# Really Cool Vacuum Tube - Scrap Yard Find



## Anonymous (Sep 14, 2009)

Has anyone seen such a tube or know what it was used for, it is very heavy the fins for cooling appear to stainless steel.


----------



## teclu (Sep 14, 2009)

Is a tetrode, power tube...some types of power tubes may contain gold and platinum, silver and tantalum for sure, what type is it and who is the producer?

teclu


----------



## netseeker (Sep 14, 2009)

I've never seen a tube quite like that one but with the cooling fins on top I imagine it was used as a stage in a heavy duty power amplifier in a transmitter perhaps at a radio station or TV station or maybe a large RF amplifier . Some power tubes actually use water cooling or forced air cooling. There a a lot of tubes still in use in high power applications and are still manufactured in Eastern Europe, Russia and China. 

Robert


----------



## jimdoc (Sep 14, 2009)

You may be able to find it on this site;

http://www.tubecollector.org/


----------



## qst42know (Sep 15, 2009)

jimdoc said:


> You may be able to find it on this site;
> 
> http://www.tubecollector.org/




Your tube (at least one very much like it) is on this site under under tubes they want information on.
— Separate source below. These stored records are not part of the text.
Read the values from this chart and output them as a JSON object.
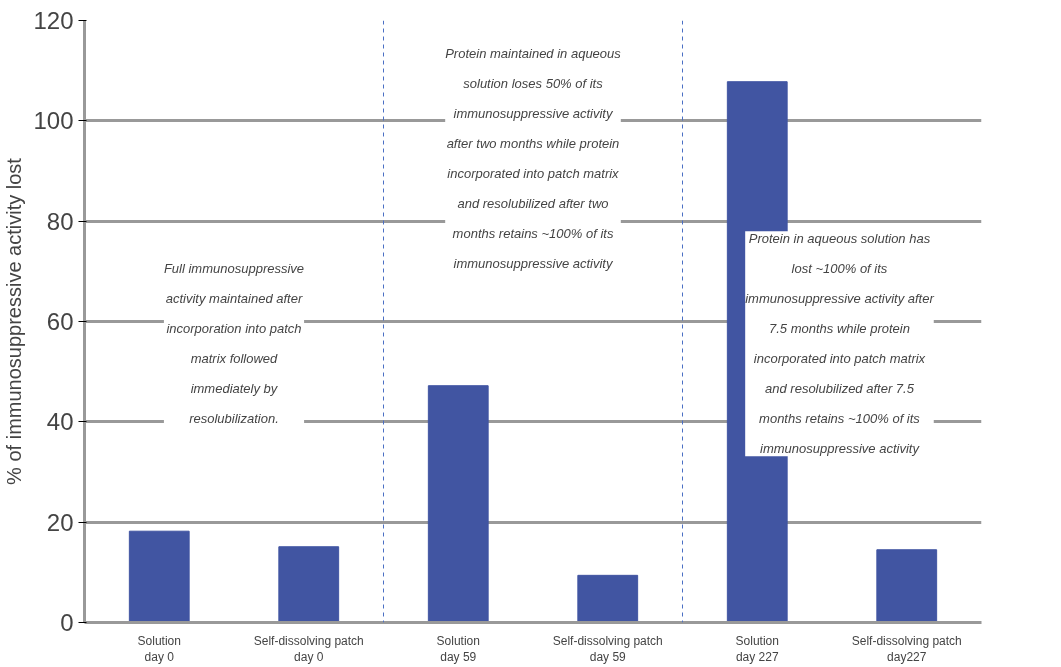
{
  "chart_data": {
    "type": "bar",
    "ylabel": "% of immunosuppressive activity lost",
    "categories": [
      "Solution\nday 0",
      "Self-dissolving patch\nday 0",
      "Solution\nday 59",
      "Self-dissolving patch\nday 59",
      "Solution\nday 227",
      "Self-dissolving patch\nday227"
    ],
    "values": [
      18.2,
      15.1,
      47.2,
      9.4,
      107.8,
      14.5
    ],
    "color": "#4155a2",
    "ylim": [
      0,
      120
    ],
    "yticks": [
      0,
      20,
      40,
      60,
      80,
      100,
      120
    ],
    "grid": "y",
    "annotations": [
      "Full immunosuppressive activity maintained after incorporation into patch matrix followed immediately by resolubilization.",
      "Protein maintained in aqueous solution loses 50% of its immunosuppressive activity after two months while protein incorporated into patch matrix and resolubilized after two months retains ~100% of its immunosuppressive activity",
      "Protein in aqueous solution has lost ~100% of its immunosuppressive activity after 7.5 months while protein incorporated into patch matrix and resolubilized after 7.5 months retains ~100% of its immunosuppressive activity"
    ]
  }
}
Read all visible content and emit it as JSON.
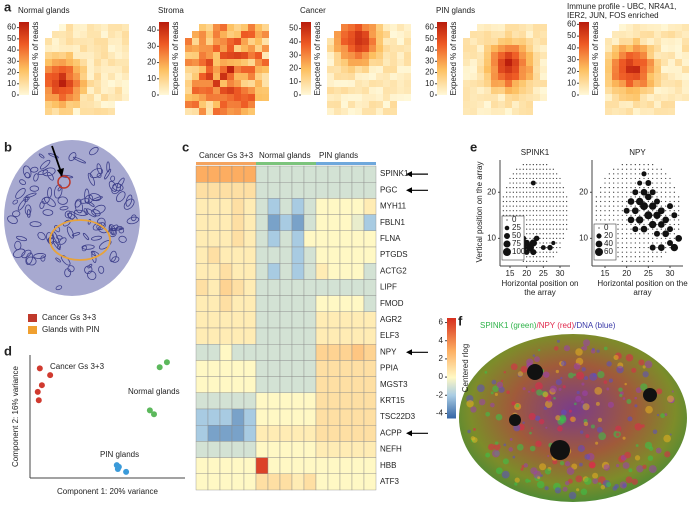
{
  "panel_labels": [
    "a",
    "b",
    "c",
    "d",
    "e",
    "f"
  ],
  "panel_a": {
    "colorbar_label": "Expected % of reads",
    "maps": [
      {
        "title": "Normal glands",
        "clim": [
          0,
          65
        ],
        "ticks": [
          0,
          10,
          20,
          30,
          40,
          50,
          60
        ]
      },
      {
        "title": "Stroma",
        "clim": [
          0,
          45
        ],
        "ticks": [
          0,
          10,
          20,
          30,
          40
        ]
      },
      {
        "title": "Cancer",
        "clim": [
          0,
          55
        ],
        "ticks": [
          0,
          10,
          20,
          30,
          40,
          50
        ]
      },
      {
        "title": "PIN glands",
        "clim": [
          0,
          65
        ],
        "ticks": [
          0,
          10,
          20,
          30,
          40,
          50,
          60
        ]
      },
      {
        "title": "Immune profile - UBC, NR4A1, IER2, JUN, FOS enriched",
        "clim": [
          0,
          62
        ],
        "ticks": [
          0,
          10,
          20,
          30,
          40,
          50,
          60
        ]
      }
    ]
  },
  "panel_b": {
    "legend": [
      {
        "label": "Cancer Gs 3+3",
        "color": "#c0392b"
      },
      {
        "label": "Glands with PIN",
        "color": "#f0a030"
      }
    ]
  },
  "panel_c": {
    "column_groups": [
      {
        "name": "Cancer Gs 3+3",
        "color": "#f4a460"
      },
      {
        "name": "Normal glands",
        "color": "#7cc47c"
      },
      {
        "name": "PIN glands",
        "color": "#6fa8dc"
      }
    ],
    "genes": [
      "SPINK1",
      "PGC",
      "MYH11",
      "FBLN1",
      "FLNA",
      "PTGDS",
      "ACTG2",
      "LIPF",
      "FMOD",
      "AGR2",
      "ELF3",
      "NPY",
      "PPIA",
      "MGST3",
      "KRT15",
      "TSC22D3",
      "ACPP",
      "NEFH",
      "HBB",
      "ATF3"
    ],
    "values": [
      [
        3,
        3,
        3,
        3,
        3,
        -1,
        -1,
        -1,
        -1,
        -1,
        -1,
        -1,
        -1,
        -1,
        -1
      ],
      [
        1,
        1,
        1,
        1,
        1,
        -1,
        -1,
        -1,
        -1,
        -1,
        -1,
        -1,
        -1,
        -1,
        -1
      ],
      [
        0.5,
        0.5,
        0.5,
        1,
        0.5,
        -1,
        -2,
        -1,
        -2,
        -1,
        0,
        0,
        0,
        0,
        0.5
      ],
      [
        0.5,
        0.5,
        0.5,
        1,
        0.5,
        -1,
        -3,
        -2,
        -3,
        -1,
        0,
        0,
        0,
        -0.5,
        -2
      ],
      [
        0.5,
        0.5,
        0.5,
        1,
        0.5,
        -1,
        -2,
        -1,
        -2,
        0,
        0,
        0,
        0,
        0,
        0
      ],
      [
        0.5,
        1,
        0.5,
        0.5,
        0.5,
        -1,
        -1,
        -1,
        -2,
        -1,
        0,
        0,
        0,
        0,
        0
      ],
      [
        0.5,
        0.5,
        1,
        0.5,
        0.5,
        -1,
        -2,
        -1,
        -2,
        -1,
        0.5,
        0,
        0,
        0,
        -1
      ],
      [
        1,
        0.5,
        1.5,
        1,
        0.5,
        -1,
        -1,
        -1,
        -1,
        -1,
        -1,
        -1,
        -1,
        -1,
        -1
      ],
      [
        0.5,
        0.5,
        1,
        0.5,
        0.5,
        -1,
        -1,
        -1,
        -1,
        -1,
        0,
        0,
        0,
        0,
        -1
      ],
      [
        0.5,
        0.5,
        0.5,
        0.5,
        0.5,
        -1,
        -1,
        -1,
        -1,
        -1,
        0.5,
        0.5,
        0.5,
        0.5,
        0.5
      ],
      [
        0.5,
        0.5,
        0.5,
        0.5,
        0.5,
        -1,
        -1,
        -1,
        -1,
        -1,
        0.5,
        0.5,
        0.5,
        0.5,
        0.5
      ],
      [
        -1,
        -1,
        0,
        -1,
        -1,
        -1,
        -1,
        -1,
        -1,
        -1,
        1.5,
        1.5,
        1.5,
        2,
        1.5
      ],
      [
        0,
        0,
        0,
        0,
        0,
        -1,
        -1,
        -1,
        -1,
        -1,
        1,
        1,
        1,
        1,
        1
      ],
      [
        0,
        0,
        0,
        0,
        0,
        -1,
        -1,
        -1,
        -1,
        -1,
        1,
        1,
        1,
        1,
        1
      ],
      [
        -1,
        -1,
        -1,
        -1,
        -1,
        0,
        0,
        0,
        0,
        0,
        1,
        1,
        1,
        1,
        1
      ],
      [
        -2,
        -2,
        -2,
        -3,
        -2,
        0,
        0,
        0,
        0,
        0,
        1,
        1,
        1,
        1,
        1
      ],
      [
        -2,
        -3,
        -3,
        -3,
        -2,
        0.5,
        0.5,
        0.5,
        0.5,
        0.5,
        1,
        1,
        1,
        1,
        1
      ],
      [
        -1,
        -1,
        -1,
        -1,
        -1,
        0,
        0,
        0,
        0,
        0,
        0.5,
        0.5,
        0.5,
        0.5,
        0.5
      ],
      [
        0,
        0,
        0,
        0,
        0,
        6,
        0,
        0,
        0,
        0,
        0,
        0,
        0,
        0,
        0
      ],
      [
        0,
        0,
        0,
        0,
        0,
        1,
        1,
        1,
        0.5,
        1,
        0,
        0,
        0,
        0,
        0
      ]
    ],
    "clim": [
      -4.5,
      6.5
    ],
    "colorbar_ticks": [
      -4,
      -2,
      0,
      2,
      4,
      6
    ],
    "colorbar_label": "Centered rlog"
  },
  "panel_d": {
    "type": "scatter",
    "xlabel": "Component 1: 20% variance",
    "ylabel": "Component 2: 16% variance",
    "xlim": [
      -14,
      16
    ],
    "ylim": [
      -8,
      14
    ],
    "series": [
      {
        "name": "Cancer Gs 3+3",
        "color": "#d03a2f",
        "x": [
          -12.1,
          -10.1,
          -11.7,
          -12.5,
          -12.3
        ],
        "y": [
          11.6,
          10.4,
          8.6,
          7.4,
          5.9
        ]
      },
      {
        "name": "Normal glands",
        "color": "#5cb85c",
        "x": [
          11.1,
          12.5,
          9.2,
          10.0
        ],
        "y": [
          11.8,
          12.7,
          4.1,
          3.4
        ]
      },
      {
        "name": "PIN glands",
        "color": "#3a9ad9",
        "x": [
          2.8,
          3.0,
          3.2,
          4.6
        ],
        "y": [
          -5.7,
          -6.4,
          -6.0,
          -6.9
        ]
      }
    ]
  },
  "panel_e": {
    "ylabel": "Vertical position on the array",
    "plots": [
      {
        "title": "SPINK1",
        "xlabel": "Horizontal position on the array",
        "xlim": [
          12,
          33
        ],
        "ylim": [
          27,
          4
        ],
        "xticks": [
          15,
          20,
          25,
          30
        ],
        "yticks": [
          10,
          20
        ],
        "size_legend": [
          0,
          25,
          50,
          75,
          100
        ],
        "x": [
          15,
          16,
          17,
          18,
          19,
          20,
          21,
          22,
          16,
          18,
          20,
          22,
          23,
          17,
          19,
          25,
          27,
          28,
          22,
          15,
          17
        ],
        "y": [
          8,
          7,
          8,
          7,
          8,
          7,
          8,
          9,
          9,
          9,
          9,
          7,
          10,
          10,
          10,
          8,
          8,
          9,
          22,
          10,
          6
        ],
        "size": [
          60,
          75,
          100,
          75,
          60,
          40,
          100,
          80,
          50,
          75,
          60,
          50,
          40,
          30,
          40,
          30,
          40,
          20,
          30,
          25,
          35
        ]
      },
      {
        "title": "NPY",
        "xlabel": "Horizontal position on the array",
        "xlim": [
          12,
          33
        ],
        "ylim": [
          27,
          4
        ],
        "xticks": [
          15,
          20,
          25,
          30
        ],
        "yticks": [
          10,
          20
        ],
        "size_legend": [
          0,
          20,
          40,
          60
        ],
        "x": [
          26,
          28,
          30,
          31,
          32,
          27,
          29,
          22,
          24,
          26,
          28,
          30,
          21,
          23,
          25,
          27,
          29,
          31,
          20,
          22,
          24,
          26,
          28,
          30,
          21,
          23,
          25,
          27,
          22,
          24,
          26,
          23,
          25,
          24
        ],
        "y": [
          8,
          8,
          9,
          8,
          10,
          11,
          11,
          12,
          12,
          13,
          13,
          12,
          14,
          14,
          15,
          15,
          14,
          15,
          16,
          16,
          17,
          17,
          16,
          17,
          18,
          18,
          19,
          18,
          20,
          20,
          20,
          22,
          22,
          24
        ],
        "size": [
          30,
          40,
          30,
          50,
          40,
          30,
          40,
          30,
          40,
          50,
          40,
          30,
          40,
          50,
          60,
          50,
          40,
          30,
          30,
          40,
          60,
          50,
          40,
          30,
          40,
          50,
          40,
          30,
          30,
          40,
          30,
          20,
          30,
          20
        ]
      }
    ]
  },
  "panel_f": {
    "title_parts": [
      {
        "text": "SPINK1 (green)",
        "color": "#2fb34a"
      },
      {
        "text": "/NPY (red)",
        "color": "#e0284b"
      },
      {
        "text": "/DNA (blue)",
        "color": "#3a3aa8"
      }
    ]
  }
}
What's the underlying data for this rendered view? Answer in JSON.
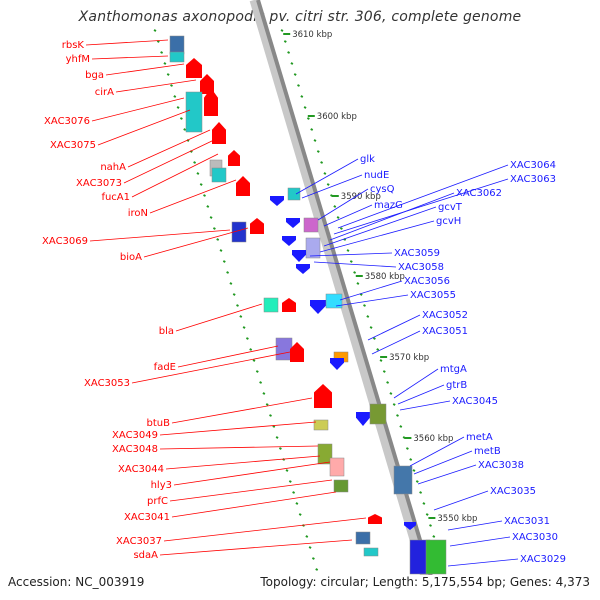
{
  "title": "Xanthomonas axonopodis pv. citri str. 306, complete genome",
  "accession": "Accession: NC_003919",
  "topology": "Topology: circular; Length: 5,175,554 bp; Genes: 4,373",
  "colors": {
    "forward": "#ff0000",
    "reverse": "#1a1aff",
    "backbone": "#888888",
    "ticks": "#229922"
  },
  "ruler_labels": [
    "3610 kbp",
    "3600 kbp",
    "3590 kbp",
    "3580 kbp",
    "3570 kbp",
    "3560 kbp",
    "3550 kbp"
  ],
  "forward_genes": [
    "rbsK",
    "yhfM",
    "bga",
    "cirA",
    "XAC3076",
    "XAC3075",
    "nahA",
    "XAC3073",
    "fucA1",
    "iroN",
    "XAC3069",
    "bioA",
    "bla",
    "fadE",
    "XAC3053",
    "btuB",
    "XAC3049",
    "XAC3048",
    "XAC3044",
    "hly3",
    "prfC",
    "XAC3041",
    "XAC3037",
    "sdaA"
  ],
  "reverse_genes": [
    "glk",
    "nudE",
    "cysQ",
    "mazG",
    "XAC3064",
    "XAC3063",
    "XAC3062",
    "gcvT",
    "gcvH",
    "XAC3059",
    "XAC3058",
    "XAC3056",
    "XAC3055",
    "XAC3052",
    "XAC3051",
    "mtgA",
    "gtrB",
    "XAC3045",
    "metA",
    "metB",
    "XAC3038",
    "XAC3035",
    "XAC3031",
    "XAC3030",
    "XAC3029"
  ]
}
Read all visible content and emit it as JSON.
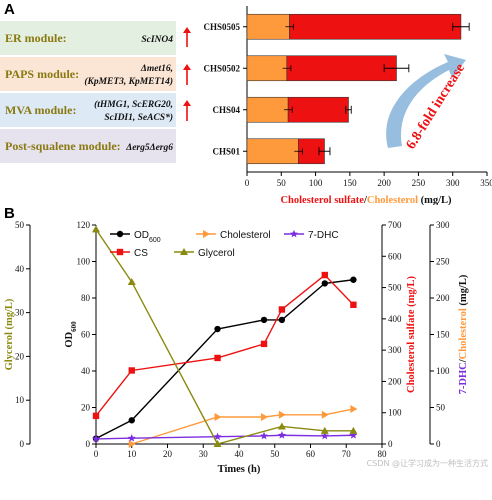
{
  "panel_a": {
    "letter": "A",
    "modules": [
      {
        "name": "ER module:",
        "genes_line1": "ScINO4",
        "genes_line2": "",
        "bg": "#e3efe0"
      },
      {
        "name": "PAPS module:",
        "genes_line1": "Δmet16,",
        "genes_line2": "(KpMET3, KpMET14)",
        "bg": "#fbe6d6"
      },
      {
        "name": "MVA module:",
        "genes_line1": "(tHMG1, ScERG20,",
        "genes_line2": "ScIDI1, SeACS*)",
        "bg": "#dde9f5"
      },
      {
        "name": "Post-squalene module:",
        "genes_line1": "Δerg5Δerg6",
        "genes_line2": "",
        "bg": "#e6e2ee"
      }
    ],
    "annotation": "6.8-fold increase",
    "xlabel_part1": "Cholesterol sulfate",
    "xlabel_sep": "/",
    "xlabel_part2": "Cholesterol",
    "xlabel_unit": " (mg/L)"
  },
  "panel_b": {
    "letter": "B",
    "legend": [
      "OD600",
      "Cholesterol",
      "7-DHC",
      "CS",
      "Glycerol"
    ]
  },
  "watermark": "CSDN @让学习成为一种生活方式",
  "colors": {
    "cholesterol": "#ff9a3c",
    "cs": "#ee1111",
    "od": "#000000",
    "dhc": "#7a2ee0",
    "glycerol": "#8a8a10",
    "arrow_up": "#ee1111",
    "fold_arrow": "#8cb6dc",
    "fold_text": "#ee1111"
  },
  "chart_data": [
    {
      "type": "bar",
      "orientation": "horizontal",
      "stacked": true,
      "categories": [
        "CHS0505",
        "CHS0502",
        "CHS04",
        "CHS01"
      ],
      "series": [
        {
          "name": "Cholesterol",
          "values": [
            62,
            58,
            60,
            75
          ]
        },
        {
          "name": "Cholesterol sulfate",
          "values": [
            250,
            160,
            88,
            38
          ]
        }
      ],
      "totals": [
        312,
        218,
        148,
        113
      ],
      "errors": [
        12,
        18,
        4,
        8
      ],
      "xticks": [
        0,
        50,
        100,
        150,
        200,
        250,
        300,
        350
      ],
      "xlim": [
        0,
        350
      ],
      "xlabel": "Cholesterol sulfate/Cholesterol (mg/L)"
    },
    {
      "type": "line",
      "xlabel": "Times (h)",
      "x_ticks": [
        0,
        10,
        20,
        30,
        40,
        50,
        60,
        70,
        80
      ],
      "xlim": [
        0,
        80
      ],
      "axes": {
        "glycerol": {
          "label": "Glycerol (mg/L)",
          "lim": [
            0,
            50
          ],
          "ticks": [
            0,
            10,
            20,
            30,
            40,
            50
          ]
        },
        "od": {
          "label": "OD600",
          "lim": [
            0,
            120
          ],
          "ticks": [
            0,
            20,
            40,
            60,
            80,
            100,
            120
          ]
        },
        "cs": {
          "label": "Cholesterol sulfate (mg/L)",
          "lim": [
            0,
            700
          ],
          "ticks": [
            0,
            100,
            200,
            300,
            400,
            500,
            600,
            700
          ]
        },
        "chol": {
          "label": "7-DHC/Cholesterol (mg/L)",
          "lim": [
            0,
            300
          ],
          "ticks": [
            0,
            50,
            100,
            150,
            200,
            250,
            300
          ]
        }
      },
      "series": [
        {
          "name": "OD600",
          "axis": "od",
          "marker": "circle",
          "x": [
            0,
            10,
            34,
            47,
            52,
            64,
            72
          ],
          "y": [
            3,
            13,
            63,
            68,
            68,
            88,
            90
          ]
        },
        {
          "name": "Cholesterol",
          "axis": "chol",
          "marker": "triangle-right",
          "x": [
            10,
            34,
            47,
            52,
            64,
            72
          ],
          "y": [
            0,
            37,
            37,
            40,
            40,
            48
          ]
        },
        {
          "name": "7-DHC",
          "axis": "dhc",
          "marker": "star",
          "x": [
            0,
            10,
            34,
            47,
            52,
            64,
            72
          ],
          "y": [
            7,
            8,
            10,
            11,
            12,
            11,
            12
          ]
        },
        {
          "name": "CS",
          "axis": "cs",
          "marker": "square",
          "x": [
            0,
            10,
            34,
            47,
            52,
            64,
            72
          ],
          "y": [
            90,
            235,
            275,
            320,
            430,
            540,
            445
          ]
        },
        {
          "name": "Glycerol",
          "axis": "glycerol",
          "marker": "triangle-up",
          "x": [
            0,
            10,
            34,
            52,
            64,
            72
          ],
          "y": [
            49,
            37,
            0,
            4,
            3,
            3
          ]
        }
      ]
    }
  ]
}
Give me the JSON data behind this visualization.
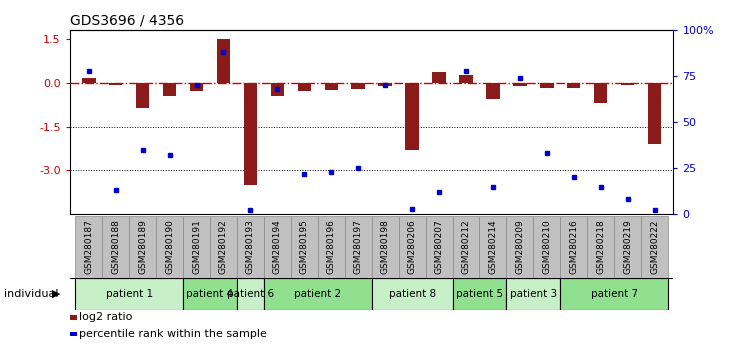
{
  "title": "GDS3696 / 4356",
  "samples": [
    "GSM280187",
    "GSM280188",
    "GSM280189",
    "GSM280190",
    "GSM280191",
    "GSM280192",
    "GSM280193",
    "GSM280194",
    "GSM280195",
    "GSM280196",
    "GSM280197",
    "GSM280198",
    "GSM280206",
    "GSM280207",
    "GSM280212",
    "GSM280214",
    "GSM280209",
    "GSM280210",
    "GSM280216",
    "GSM280218",
    "GSM280219",
    "GSM280222"
  ],
  "log2_ratio": [
    0.15,
    -0.08,
    -0.85,
    -0.45,
    -0.3,
    1.5,
    -3.5,
    -0.45,
    -0.3,
    -0.25,
    -0.22,
    -0.1,
    -2.3,
    0.35,
    0.28,
    -0.55,
    -0.12,
    -0.18,
    -0.18,
    -0.7,
    -0.07,
    -2.1
  ],
  "percentile_rank": [
    78,
    13,
    35,
    32,
    70,
    88,
    2,
    68,
    22,
    23,
    25,
    70,
    3,
    12,
    78,
    15,
    74,
    33,
    20,
    15,
    8,
    2
  ],
  "patients": [
    {
      "label": "patient 1",
      "start": 0,
      "end": 4,
      "shade": 0
    },
    {
      "label": "patient 4",
      "start": 4,
      "end": 6,
      "shade": 1
    },
    {
      "label": "patient 6",
      "start": 6,
      "end": 7,
      "shade": 0
    },
    {
      "label": "patient 2",
      "start": 7,
      "end": 11,
      "shade": 1
    },
    {
      "label": "patient 8",
      "start": 11,
      "end": 14,
      "shade": 0
    },
    {
      "label": "patient 5",
      "start": 14,
      "end": 16,
      "shade": 1
    },
    {
      "label": "patient 3",
      "start": 16,
      "end": 18,
      "shade": 0
    },
    {
      "label": "patient 7",
      "start": 18,
      "end": 22,
      "shade": 1
    }
  ],
  "ylim_left": [
    -4.5,
    1.8
  ],
  "ylim_right": [
    0,
    100
  ],
  "yticks_left": [
    1.5,
    0.0,
    -1.5,
    -3.0
  ],
  "yticks_right": [
    0,
    25,
    50,
    75,
    100
  ],
  "bar_color": "#8B1A1A",
  "dot_color": "#0000CC",
  "hline_color": "#CC0000",
  "dotline_color": "#000000",
  "shade_colors": [
    "#C8F0C8",
    "#90E090"
  ],
  "xtick_bg": "#C0C0C0",
  "bar_width": 0.5,
  "n_samples": 22
}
http://www.tubecollector.org/981.htm


----------



## Anonymous (Sep 15, 2009)

Thanks all, the tube on virtual museum is almost identical, the numbers from my tube at Z877


----------



## akgold (Sep 26, 2009)

A few years back I scrapped about 50+ tubes that looked very similar. They came from a Loran station in the Aleutian Islands. The heat sink on top was all copper. They yeilded approx 20 lbs of copper each after smashing them and cleaning the copper. About half were already broken when I got them. I think it was around 1200 lbs of CU total I got for around $50 at that sale. Made a grand off the deal. If you get good numbers off the tube you should be able to google it and find a page with specs and materials.
Steve


----------